Öström ve Berglund da 4 sene sonra Svensson’un yokluğunu kabullenip ona vedalarını yapmak, borçlarını ödemek istediler. Leucocyte albümünde yer almayan diğer çalışmalarından hazırlanan 301 albümü efsane üçlünün vedasıydı. Son albüm, Asya ve Avustralya turnesi sırasında Sdyney’deki 301 stüdyosunda kaydedilen doğaçlama parçalardan oluşmuştu. Ancak bu albümdeki parçalar, sanatçıların ölümünden sonra yayımlanan, tamamlayamadıkları veya bir köşeye attıklarından değildi. Bu kelimenin tam anlamıyla son selamlarıydı. Bana kalırsa en iyi albümlerinden biriydi çünkü grubun geçmişten geleceğine yapılan bir seyahat gibiydi. Albümün sound kalitesinin bu denli başarılı olmasının nedenlerinden biri de Ake Linton’du. Bu isim, Berglund’un ileride Svensson’un ölümünden sonra oluşturacağı ve EST’in yolunda ilerleyen grubunda da yer alacaktı.

301 albümü, “Behind The Stars” parçasıyla, kasvetli ve uğursuz bir hava içerisinde, Svensson’un piyano dokunuşlarıyla başlayıp “Inner City” ve “City Lights” parçalarının epik ruhuyla birleşiyor. “Left Lane” ile birlikte geleneksel caz partisyonlarına ve yüksek tuşeli bas ve davul ritimlerine bürünüyor. Peşinden gelen “Houston 5th”de ani bir değişime girerek oldukça sıkıntılı ve kaotik bir hava yakalıyor sizi. “Three Falling Free Part I” yalın piyano melodileri ile başlayıp, “Part II”de distortion efektli bas partisyonları ve afro-latin ritimleri üstünde ilerliyor. Albümün kapanış ve aynı zamanda grubun son parçası ismiyle aynı hissiyatı veriyor. “The Childhood Dream” geçmişte kısa bir yolculuğun ardından hüzünlü vedasını yapıp piyano vuruşlarıyla sonlanıyor.

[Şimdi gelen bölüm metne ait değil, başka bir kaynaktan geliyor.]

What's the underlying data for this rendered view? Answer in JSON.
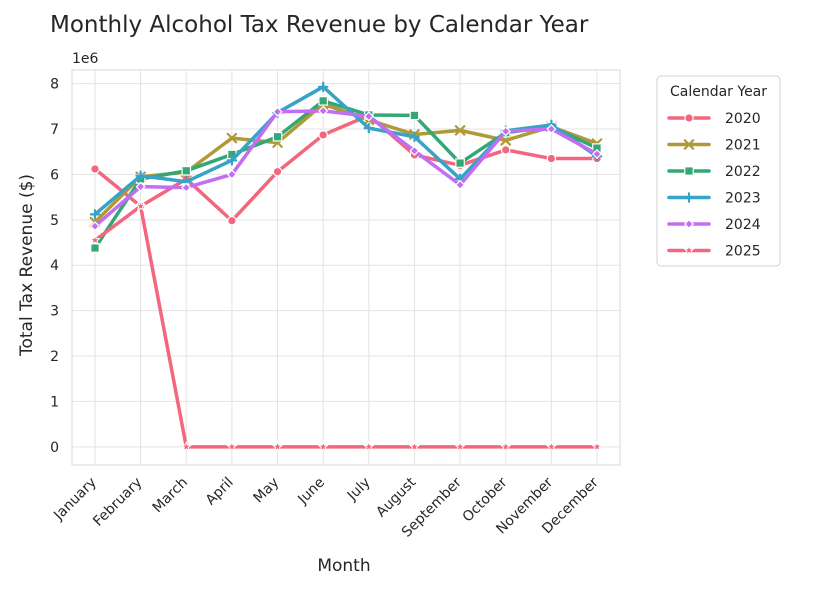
{
  "chart_data": {
    "type": "line",
    "title": "Monthly Alcohol Tax Revenue by Calendar Year",
    "xlabel": "Month",
    "ylabel": "Total Tax Revenue ($)",
    "y_offset_label": "1e6",
    "x": [
      "January",
      "February",
      "March",
      "April",
      "May",
      "June",
      "July",
      "August",
      "September",
      "October",
      "November",
      "December"
    ],
    "ylim": [
      -0.4,
      8.3
    ],
    "yticks": [
      0,
      1,
      2,
      3,
      4,
      5,
      6,
      7,
      8
    ],
    "grid": true,
    "legend": {
      "title": "Calendar Year",
      "placement": "outside-right"
    },
    "series": [
      {
        "name": "2020",
        "color": "#f2677d",
        "marker": "circle",
        "values": [
          6.12,
          5.3,
          5.9,
          4.98,
          6.06,
          6.87,
          7.3,
          6.43,
          6.2,
          6.54,
          6.35,
          6.35
        ]
      },
      {
        "name": "2021",
        "color": "#b09a38",
        "marker": "x",
        "values": [
          4.95,
          5.95,
          6.05,
          6.8,
          6.7,
          7.55,
          7.2,
          6.88,
          6.97,
          6.75,
          7.05,
          6.68
        ]
      },
      {
        "name": "2022",
        "color": "#33a776",
        "marker": "square",
        "values": [
          4.38,
          5.9,
          6.08,
          6.44,
          6.83,
          7.62,
          7.31,
          7.3,
          6.25,
          6.92,
          7.05,
          6.58
        ]
      },
      {
        "name": "2023",
        "color": "#36a3c7",
        "marker": "plus",
        "values": [
          5.12,
          5.97,
          5.84,
          6.31,
          7.36,
          7.93,
          7.02,
          6.83,
          5.9,
          6.96,
          7.09,
          6.4
        ]
      },
      {
        "name": "2024",
        "color": "#c36df2",
        "marker": "diamond",
        "values": [
          4.86,
          5.73,
          5.71,
          6.0,
          7.38,
          7.4,
          7.28,
          6.52,
          5.77,
          6.95,
          7.0,
          6.45
        ]
      },
      {
        "name": "2025",
        "color": "#f2677d",
        "marker": "star",
        "values": [
          4.55,
          5.3,
          0.0,
          0.0,
          0.0,
          0.0,
          0.0,
          0.0,
          0.0,
          0.0,
          0.0,
          0.0
        ]
      }
    ]
  }
}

Berglund 2008 yılında  Johan Lindstöm ile birlikte Tonbruket’i kurdu. Ardından klavyeci Martin Hederos ve ve davulcu Andreas Werliin dahil oldu. Tonbruket, EST’nin açtığı yoldan ilerleyip işi daha karmaşık ve farklı bir yere götürdü. Müzik türlerinin sınıflandırılmasına meydan okudu bir anlamda. Nubium Swimtrip (2013) albümlerinin kayıtlarını Abbey Road’da yaparak aslında ne yapmak istediklerini de açıkça belli ettiler. Sonuç şaşırtıcıydı kuşkusuz… Lindstöm eşliğinde yenilikçi kompozisyonlar ve deneysel bir tarz ortaya çıkarmışlardı. Özgün bir progressive rock albümü gibi olmuştu bir anlamda ve bu albümle yılın caz grubu Grammis ödülünü (İsveç Grammy Ödülü) kazandılar.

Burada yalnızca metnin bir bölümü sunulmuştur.